England have played under Jones without a forceful presence in midfield but Ben Te’o has made an impact off the bench this month in matches when the gainline breaking of Billy Vunipola has been missed and quick ball less abundant. Wales targeted George Ford’s channel last weekend and Liam Williams scored their try from a scrum having run at the fly-half. Nor, at a time when the game is speeding up, can England afford to become stuck in one style of playing, something that caught up with Wales and Ireland.

Too many of Wales’ changes against England last week were downgrades. Photograph: David Rogers/Getty Images

England shook up the team to face Italy at Twickenham four years ago and won 18-11 without scoring a try. It promises to be different this time as Conor O’Shea, assisted by Mike Catt and Brendan Venter, struggle to make a difference to a team whose players are inured to losing for club and country. In four of the six matches in the championship so far the losers have secured a bonus point: the exceptions have been the Azzurri who, after pushing Wales for an hour, were quickly disassembled by Ireland.

Last weekend’s match in Cardiff highlighted an advantage England have over the rest, including France: strength in depth. While Wales had to dust down Cuthbert on the right wing after George North failed to recover from a dead leg, England were without the injured Anthony Watson, had Jonny May on the bench and ignored Semesa Rokoduguni, Marland Yarde, Chris Ashton, Christian Wade and David Strettle. Jones is maximising his resources and the last time England did that, they won the World Cup. That is Jones’s target.
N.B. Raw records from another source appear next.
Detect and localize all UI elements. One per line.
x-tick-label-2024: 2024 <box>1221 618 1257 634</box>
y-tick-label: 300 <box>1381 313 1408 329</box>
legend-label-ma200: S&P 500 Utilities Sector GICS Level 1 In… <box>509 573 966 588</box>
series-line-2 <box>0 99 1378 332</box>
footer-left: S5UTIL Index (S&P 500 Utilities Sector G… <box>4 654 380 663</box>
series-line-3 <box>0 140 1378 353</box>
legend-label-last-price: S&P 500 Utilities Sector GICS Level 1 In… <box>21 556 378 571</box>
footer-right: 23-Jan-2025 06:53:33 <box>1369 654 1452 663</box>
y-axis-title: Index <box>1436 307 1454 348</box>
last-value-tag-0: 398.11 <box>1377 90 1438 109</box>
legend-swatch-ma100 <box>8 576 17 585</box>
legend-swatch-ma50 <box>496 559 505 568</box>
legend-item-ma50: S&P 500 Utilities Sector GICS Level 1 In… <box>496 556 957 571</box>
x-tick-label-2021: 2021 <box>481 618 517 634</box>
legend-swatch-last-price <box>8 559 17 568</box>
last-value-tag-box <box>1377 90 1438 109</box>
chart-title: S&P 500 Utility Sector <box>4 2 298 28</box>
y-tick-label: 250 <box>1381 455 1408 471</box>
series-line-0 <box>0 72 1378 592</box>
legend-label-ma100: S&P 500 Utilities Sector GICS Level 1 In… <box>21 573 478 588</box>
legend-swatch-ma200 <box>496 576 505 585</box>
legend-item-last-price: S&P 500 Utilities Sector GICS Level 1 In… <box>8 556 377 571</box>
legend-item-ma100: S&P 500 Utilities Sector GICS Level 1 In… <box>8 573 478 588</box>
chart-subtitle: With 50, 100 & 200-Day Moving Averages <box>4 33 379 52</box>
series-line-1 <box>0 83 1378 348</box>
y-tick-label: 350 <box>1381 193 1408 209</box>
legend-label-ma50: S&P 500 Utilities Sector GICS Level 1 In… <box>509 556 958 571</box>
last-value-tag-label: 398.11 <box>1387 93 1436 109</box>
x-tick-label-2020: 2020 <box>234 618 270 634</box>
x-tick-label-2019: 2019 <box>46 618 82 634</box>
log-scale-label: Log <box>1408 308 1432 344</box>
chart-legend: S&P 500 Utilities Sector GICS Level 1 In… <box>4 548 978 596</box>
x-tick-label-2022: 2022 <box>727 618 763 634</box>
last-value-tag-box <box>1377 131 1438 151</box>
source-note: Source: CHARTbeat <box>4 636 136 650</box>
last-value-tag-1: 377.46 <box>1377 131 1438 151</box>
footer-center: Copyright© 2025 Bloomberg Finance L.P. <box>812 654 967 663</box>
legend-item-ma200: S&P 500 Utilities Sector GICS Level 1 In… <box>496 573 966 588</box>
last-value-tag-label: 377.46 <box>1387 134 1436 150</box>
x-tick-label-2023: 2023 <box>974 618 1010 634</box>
During their run of 15 consecutive victories under him they have beaten all the other teams in the top 10 of the world rankings, with the exception of New Zealand who will be at Twickenham in the autumn of 2018. By then, he will expect England to have graduated into a team that are ready to conquer the world rather than the Six Nations.

England are the only unbeaten team after two rounds that have been more open than in recent years and they may, like last year, clinch the title before the final round. Any temptation Wales may have to experiment in Scotland on Saturday will be tempered by May’s World Cup draw: victory would cement their place in the top eight of the world rankings and avoid a repeat of 2015, when they were grouped with Australia and England, although Argentina are currently in ninth position.

Scotland resemble Wales in 2005, a team playing with abandon. They outscored France by two tries to one but were worn down by the home side’s imposing pack and a succession of injuries, including one to Greig Laidlaw that has ruled the captain and scrum-half out of the rest of the tournament. The encounter at Murrayfield this coming weekend has the potential to replicate the 1988 meeting between the sides in Cardiff, which was a fiesta of running rugby. Wales may not want it that way but they need to score more tries.

Having achieved a healthy points difference in Italy, Ireland have rather more demanding matches at home to France and away to Wales before finishing with what may still be a title decider against England in Dublin. Simple victories would leave them on 14 points but England would be on 18 if they achieve bonus-point successes against Italy and Scotland.

It is the match at Twickenham between England and Scotland that may be the championship’s defining evening, rather than the one in Dublin a week later. It is 34 years since the Scots last won at HQ but, at a time of record breaking, do they have it in them to give England the needle?